As with many things, that depends… The necessary equipment can be purchased pre-assembled, in knock-down form (you assemble it), or you could build your own. Another major factor is if you are going with traditional Langstroth-style hives, Warré hives, top-bar hives, or something else. Do your research and decide how you are going to do your beekeeping, first.

As an example, assuming you decide to go with the Langstroth-style hive, you want pre-assembled and painted equipment, you don’t mind using plastic foundation, and you’ll go with medium-depth hive bodies, a starter kit might cost $250-$300 per hive. Buying knock-down equipment and assembling it yourself will be somewhat less. Other equipment (bee jacket, gloves, smoker, hive tool, etc.) might add another $200 or so. As your hives grow, you’ll need more hive bodies and frames, so you’ll need to factor that in as well. You will also have ongoing yearly costs, such as foundation to refurbish frames, replacement equipment, etc.

Our supplier links have lots more detail on costs.

Should I be concerned with Africanized (aka “Killer”) Bees in the Santa Cruz area?

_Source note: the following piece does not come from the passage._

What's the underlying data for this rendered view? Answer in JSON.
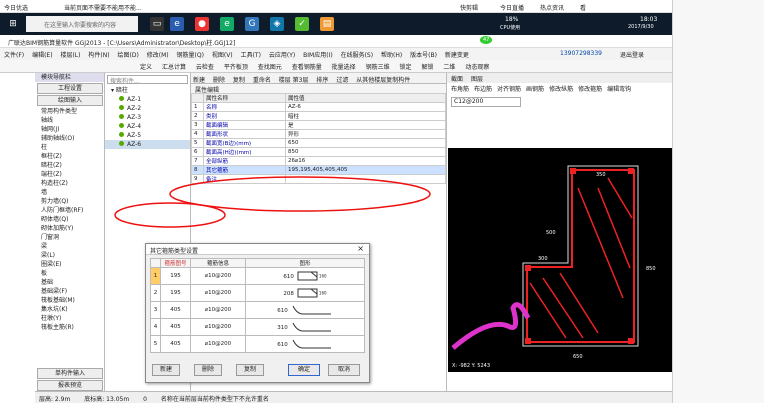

The general consensus is that Africanized Bees are not a significant problem in the Santa Cruz area. Having said that, a few Africanized colonies have been found nearby, notably one in Prunedale in 2006. Because of this, it is likely there are Africanized strains in Santa Cruz county, but the beekeepers here have not encountered them frequently, if at all.

How do I get help?

First, help yourself. This is where your self-education comes in. See if you can find the answer to your questions in your books or online. Ask the other beekeepers at the Guild meetings, on our mailing list, and our Facebook group – almost all beekeepers like to talk. (Be aware that beekeepers can also be an opinionated lot, though – if you ask three beekeepers the same question, you’ll likely get four opinions.)

You can then take your own knowledge and those four opinions and make an informed decision.

The Guild also has a mentor program – a mentor can get you going in the right direction and can help you learn about beekeeping.